Era mayo de 2005, y las librerías españolas recibían dos títulos distintos: En busca del barón Corvo y A la caza del amor, de un sello desconocido llamado Libros del Asteroide. Detrás de esos ejemplares estaba un hombre singular: de formación en Derecho, se había especializado en Administración de Empresas y había trabajado en Barcelona para Planeta. Con ese capital y algo de dinero, se lanzó a editar libros que le gustaran a él mismo. Se llama Luis Solano y dos décadas después se muestra conforme con la travesía. Ha publicado más de doscientos libros que le gustan, logró que una aventura a la que se había apostado unos ahorros sea hoy una empresa y, sobre todo, es feliz.

–¿Por qué se dedicó a los libros?

–De niño, me gustaba mucho leer y los libros siguieron siendo una cosa importante en la época en la que estudiaba Derecho. También me gustaba escribir, pero no me veía con suficiente talento. Así es que la literatura podía ser una afición y, al acabar la carrera, decidí estudiar un máster de Administración de Empresas, que me permitió trabajar durante años en consultoría y en startups relacionadas con el mundo de las telecomunicaciones. A través de ese trabajo, llegué a Planeta para ayudarles a poner en marcha el libro electrónico. Esa experiencia me sirvió para entender cuáles eran las mecánicas económicas que había detrás del mundo del libro y pensé que podría intentarlo. Después me di cuenta de que había encontrado mi vocación.

–En Planeta pudo conocer el negocio del libro, ¿cómo era ese negocio y cuánto cambió?

–La parte económica es bastante estable. En España, se trabaja con un descuento del 55%. El editor recibe el 45% restante, del que el 10% le corresponde al autor y él se queda con el 35% del precio de venta. Con eso debe pagar la edición, la impresión del libro, el anticipo a los autores de los siguientes libros y otros gastos. Si hablamos de una novela extranjera, necesitas imprimir 3.000 ejemplares y vender la mitad para que sea rentable. Si es un escritor español, con 700 u 800 ejemplares a lo mejor puedo recuperar la inversión. Sabía que no era un negocio para hacerme rico, sino para vivir de algo que me gustara. Lo que ha cambiado es el modo de difusión de los libros y la competencia que tienen: ahora casi toda la información se consume de manera digital, la televisión se ve en streaming y las redes sociales tienen protagonismo. Pero la lectura sigue siendo para las personas un refugio que les permite aislarse del ruido que lo digital genera.

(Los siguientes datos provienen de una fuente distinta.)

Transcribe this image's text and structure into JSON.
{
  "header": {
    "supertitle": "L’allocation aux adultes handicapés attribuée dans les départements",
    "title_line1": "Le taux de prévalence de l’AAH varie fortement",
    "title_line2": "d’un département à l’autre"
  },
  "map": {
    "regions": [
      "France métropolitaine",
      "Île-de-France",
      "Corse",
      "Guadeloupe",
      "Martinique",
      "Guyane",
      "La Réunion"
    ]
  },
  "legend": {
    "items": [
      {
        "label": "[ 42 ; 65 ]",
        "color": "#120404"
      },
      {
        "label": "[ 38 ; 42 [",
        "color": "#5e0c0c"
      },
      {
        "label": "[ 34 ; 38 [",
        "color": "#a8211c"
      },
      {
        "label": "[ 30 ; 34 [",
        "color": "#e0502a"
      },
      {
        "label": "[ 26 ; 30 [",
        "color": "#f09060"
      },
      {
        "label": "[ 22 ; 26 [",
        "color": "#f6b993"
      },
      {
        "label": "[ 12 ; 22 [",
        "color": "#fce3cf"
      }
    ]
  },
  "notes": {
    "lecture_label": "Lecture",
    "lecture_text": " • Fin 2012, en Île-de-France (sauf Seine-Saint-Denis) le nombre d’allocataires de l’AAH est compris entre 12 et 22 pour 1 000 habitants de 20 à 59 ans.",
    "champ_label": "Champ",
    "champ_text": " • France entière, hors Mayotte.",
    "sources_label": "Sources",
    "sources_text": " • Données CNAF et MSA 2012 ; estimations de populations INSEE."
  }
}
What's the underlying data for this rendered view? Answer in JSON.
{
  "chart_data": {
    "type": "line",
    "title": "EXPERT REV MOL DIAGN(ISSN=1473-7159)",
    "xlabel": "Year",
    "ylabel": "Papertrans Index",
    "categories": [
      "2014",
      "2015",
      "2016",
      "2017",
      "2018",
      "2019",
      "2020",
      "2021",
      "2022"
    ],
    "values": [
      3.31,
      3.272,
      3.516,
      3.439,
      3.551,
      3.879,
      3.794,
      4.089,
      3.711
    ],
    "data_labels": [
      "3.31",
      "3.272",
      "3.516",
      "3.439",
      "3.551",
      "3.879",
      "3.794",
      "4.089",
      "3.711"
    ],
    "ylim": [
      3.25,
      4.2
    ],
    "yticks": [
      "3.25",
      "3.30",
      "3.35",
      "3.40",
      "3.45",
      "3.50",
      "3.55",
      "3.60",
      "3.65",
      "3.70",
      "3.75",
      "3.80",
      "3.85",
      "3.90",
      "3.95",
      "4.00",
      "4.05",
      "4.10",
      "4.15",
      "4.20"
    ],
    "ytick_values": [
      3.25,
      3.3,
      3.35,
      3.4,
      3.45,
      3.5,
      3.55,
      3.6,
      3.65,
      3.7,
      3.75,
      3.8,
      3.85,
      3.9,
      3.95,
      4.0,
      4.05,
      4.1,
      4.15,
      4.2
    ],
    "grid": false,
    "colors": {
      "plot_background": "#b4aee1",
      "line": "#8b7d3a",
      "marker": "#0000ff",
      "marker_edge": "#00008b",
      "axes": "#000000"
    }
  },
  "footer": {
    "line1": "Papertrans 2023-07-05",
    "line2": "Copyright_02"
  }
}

–¿Quién elige qué publican?

–Trabajo con lectores, pero el que tiene que emocionarse con el libro soy yo. Busco libros narrativos y que me hayan abierto los ojos a nuevas realidades. La característica fundamental de un editor es la curiosidad, y yo soy una persona curiosa. La evolución del catálogo tiene que ver con que mi vida va cambiando y las cosas que me interesan también, aunque siempre mi trabajo como editor es leer malos libros para que otros lean buenos libros.

–¿Cómo es el vínculo con la Argentina?

–El público argentino es el más parecido al español. Por lo menos para los libros que nosotros hacemos, de literatura de cierta calidad y narrativa. Para nosotros la Argentina es el mercado más grande, aunque México tiene un mercado de libros mayor. Hay libros que sentimos que pueden tener más acogida en la Argentina porque el lector es un poco distinto, un pelín más sofisticado, más interesado en la forma, mientras que al lector español le interesa más el contenido. El tipo de comunicación que hacemos, cómo presentamos los libros, se entiende muy bien en la Argentina, mientras que a veces nuestro diseño, que me parece moderno y elegante, está fuera de los códigos de comunicación de otros países.

–¿Algún libro funcionó mejor en la Argentina que en España?

–Puedo pensar en Leila Guerrero; Claus y Lucas, de Agota Kristof, que se ha vendido muy bien en España, pero en la Argentina vendió el doble, y creo que tiene que ver con el lector argentino por el experimento formal. Otro ejemplo es Rachel Cusk, que tiene que ver con esta búsqueda de la innovación formal.